Security-relevant input classes:

  • filesystem paths (root/source/baseline/cache/report)
  • untrusted JSON files (baseline/cache)
  • untrusted source snippets and metadata rendered into HTML

Contracts

  • CodeClone parses source text; it does not execute repository Python code.
  • Sensitive root directories are blocked by scanner policy.
  • Symlink traversal outside root is skipped.
  • HTML report escapes text and attribute contexts before embedding.
  • MCP server is read-only by design: no tool mutates source files, baselines, cache, or report artifacts.
  • --allow-remote guard must be passed explicitly for non-local transports; default is local-only (stdio).
  • cache_policy=refresh is rejected — MCP cannot trigger cache invalidation.
  • Review markers (mark_finding_reviewed) are session-local in-memory state; they are never persisted to disk or leaked into baselines/reports.
  • git_diff_ref is validated as a safe single revision expression before any git diff subprocess call.

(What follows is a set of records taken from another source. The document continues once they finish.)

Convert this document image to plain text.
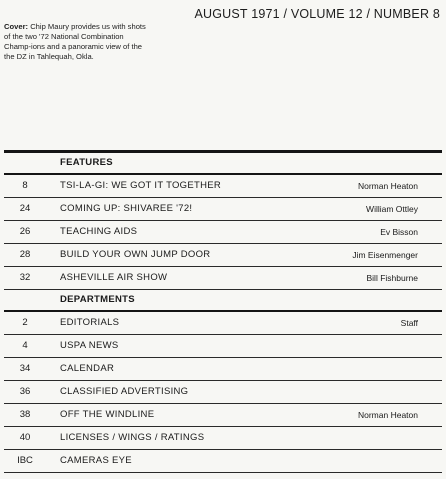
AUGUST 1971 / VOLUME 12 / NUMBER 8
Cover: Chip Maury provides us with shots of the two '72 National Combination Champ-ions and a panoramic view of the the DZ in Tahlequah, Okla.
FEATURES
8	TSI-LA-GI: WE GOT IT TOGETHER	Norman Heaton
24	COMING UP: SHIVAREE '72!	William Ottley
26	TEACHING AIDS	Ev Bisson
28	BUILD YOUR OWN JUMP DOOR	Jim Eisenmenger
32	ASHEVILLE AIR SHOW	Bill Fishburne
DEPARTMENTS
2	EDITORIALS	Staff
4	USPA NEWS
34	CALENDAR
36	CLASSIFIED ADVERTISING
38	OFF THE WINDLINE	Norman Heaton
40	LICENSES / WINGS / RATINGS
IBC	CAMERAS EYE
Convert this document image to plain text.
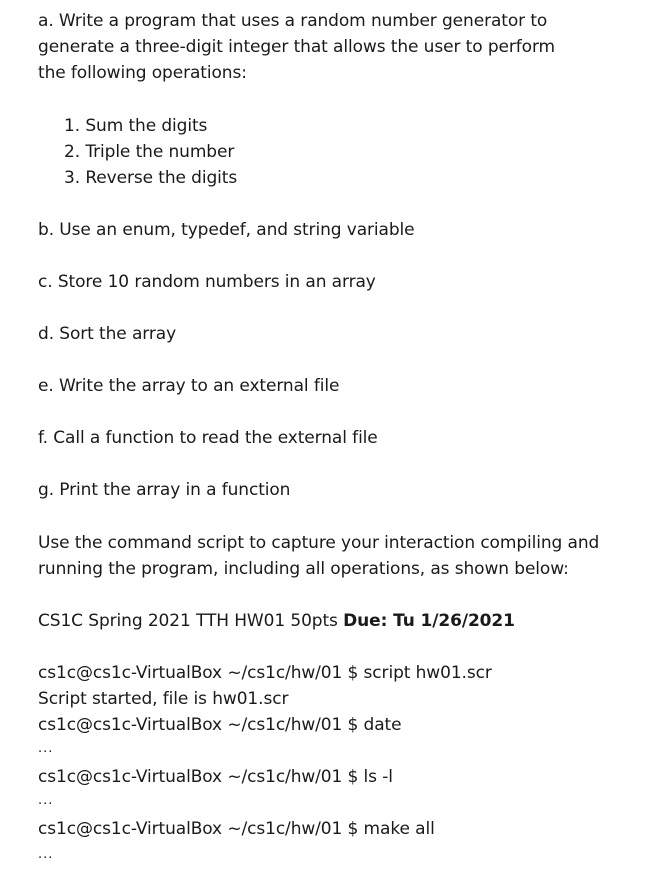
a. Write a program that uses a random number generator to
generate a three-digit integer that allows the user to perform
the following operations:
1. Sum the digits
2. Triple the number
3. Reverse the digits
b. Use an enum, typedef, and string variable
c. Store 10 random numbers in an array
d. Sort the array
e. Write the array to an external file
f. Call a function to read the external file
g. Print the array in a function
Use the command script to capture your interaction compiling and
running the program, including all operations, as shown below:
CS1C Spring 2021 TTH HW01 50pts Due: Tu 1/26/2021
cs1c@cs1c-VirtualBox ~/cs1c/hw/01 $ script hw01.scr
Script started, file is hw01.scr
cs1c@cs1c-VirtualBox ~/cs1c/hw/01 $ date
...
cs1c@cs1c-VirtualBox ~/cs1c/hw/01 $ ls -l
...
cs1c@cs1c-VirtualBox ~/cs1c/hw/01 $ make all
...
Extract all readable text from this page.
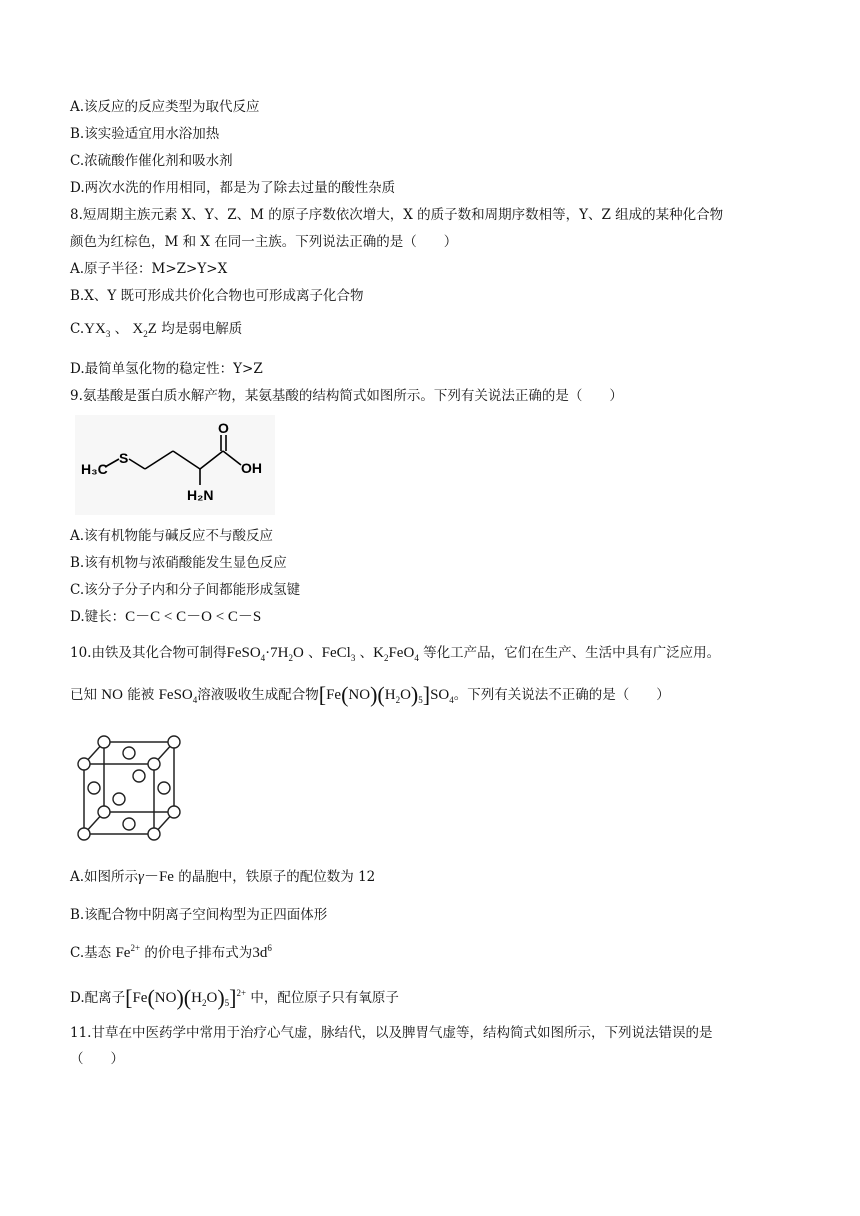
A.该反应的反应类型为取代反应
B.该实验适宜用水浴加热
C.浓硫酸作催化剂和吸水剂
D.两次水洗的作用相同，都是为了除去过量的酸性杂质
8.短周期主族元素 X、Y、Z、M 的原子序数依次增大，X 的质子数和周期序数相等，Y、Z 组成的某种化合物
颜色为红棕色，M 和 X 在同一主族。下列说法正确的是（　　）
A.原子半径：M>Z>Y>X
B.X、Y 既可形成共价化合物也可形成离子化合物
$C.YX_3$ 、 $X_2Z$ 均是弱电解质
D.最简单氢化物的稳定性：Y>Z
9.氨基酸是蛋白质水解产物，某氨基酸的结构简式如图所示。下列有关说法正确的是（　　）
H₃C
S
O
OH
H₂N
A.该有机物能与碱反应不与酸反应
B.该有机物与浓硝酸能发生显色反应
C.该分子分子内和分子间都能形成氢键
D.键长：C－C < C－O < C－S
10.由铁及其化合物可制得$FeSO_4\cdot 7H_2O$ 、FeCl$_3$ 、$K_2FeO_4$ 等化工产品，它们在生产、生活中具有广泛应用。
已知 NO 能被 FeSO$_4$溶液吸收生成配合物$[Fe(NO)(H_2O)_5]SO_4$。下列有关说法不正确的是（　　）
A.如图所示γ－Fe 的晶胞中，铁原子的配位数为 12
B.该配合物中阴离子空间构型为正四面体形
C.基态 $Fe^{2+}$ 的价电子排布式为$3d^6$
D.配离子$[Fe(NO)(H_2O)_5]^{2+}$ 中，配位原子只有氧原子
11.甘草在中医药学中常用于治疗心气虚，脉结代，以及脾胃气虚等，结构简式如图所示，下列说法错误的是
（　　）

Leading option-like prefixes, whitespace/control characters, and unsupported punctuation are rejected.
  • Run history is bounded by --history-limit (default 10) to prevent unbounded memory growth.

Refs:

  • codeclone/extractor.py:_parse_with_limits
  • codeclone/scanner.py:SENSITIVE_DIRS
  • codeclone/scanner.py:iter_py_files
  • codeclone/_html_escape.py:_escape_html

Invariants (MUST)

  • Baseline and cache integrity checks use constant-time comparison.
  • Size guards are enforced before parsing baseline/cache JSON.
  • Cache failures degrade safely (warning + ignore), baseline trust failures follow trust model.

Refs:

  • codeclone/baseline.py:Baseline.verify_integrity
  • codeclone/cache.py:Cache.load
  • codeclone/cli.py:_main_impl

Failure modes

Condition Security behavior
Symlink points outside root File skipped
Root under sensitive dirs Validation error
Oversized baseline Baseline rejected
Oversized cache Cache ignored
HTML-injected payload in metadata/source Escaped output
--allow-remote not passed for HTTP Transport rejected
cache_policy=refresh requested Policy rejected
git_diff_ref fails validation Parameter rejected

Determinism / canonicalization

  • Canonical JSON hashing for baseline/cache prevents formatting-only drift.
  • Security failures map to explicit statuses (baseline/cache enums).

Refs:

  • codeclone/baseline.py:_compute_payload_sha256
  • codeclone/cache.py:_canonical_json
  • codeclone/baseline.py:BaselineStatus
  • codeclone/cache.py:CacheStatus

Locked by tests

  • tests/test_security.py::test_scanner_path_traversal
  • tests/test_scanner_extra.py::test_iter_py_files_symlink_loop_does_not_traverse
  • tests/test_security.py::test_html_report_escapes_user_content
  • tests/test_html_report.py::test_html_report_escapes_script_breakout_payload
  • tests/test_cache.py::test_cache_too_large_warns
  • tests/test_mcp_service.py::test_cache_policy_refresh_rejected
  • tests/test_mcp_server.py::test_allow_remote_guard

Non-guarantees

  • Baseline/cache integrity is tamper-evident at file-content level; it is not cryptographic attestation against a privileged attacker.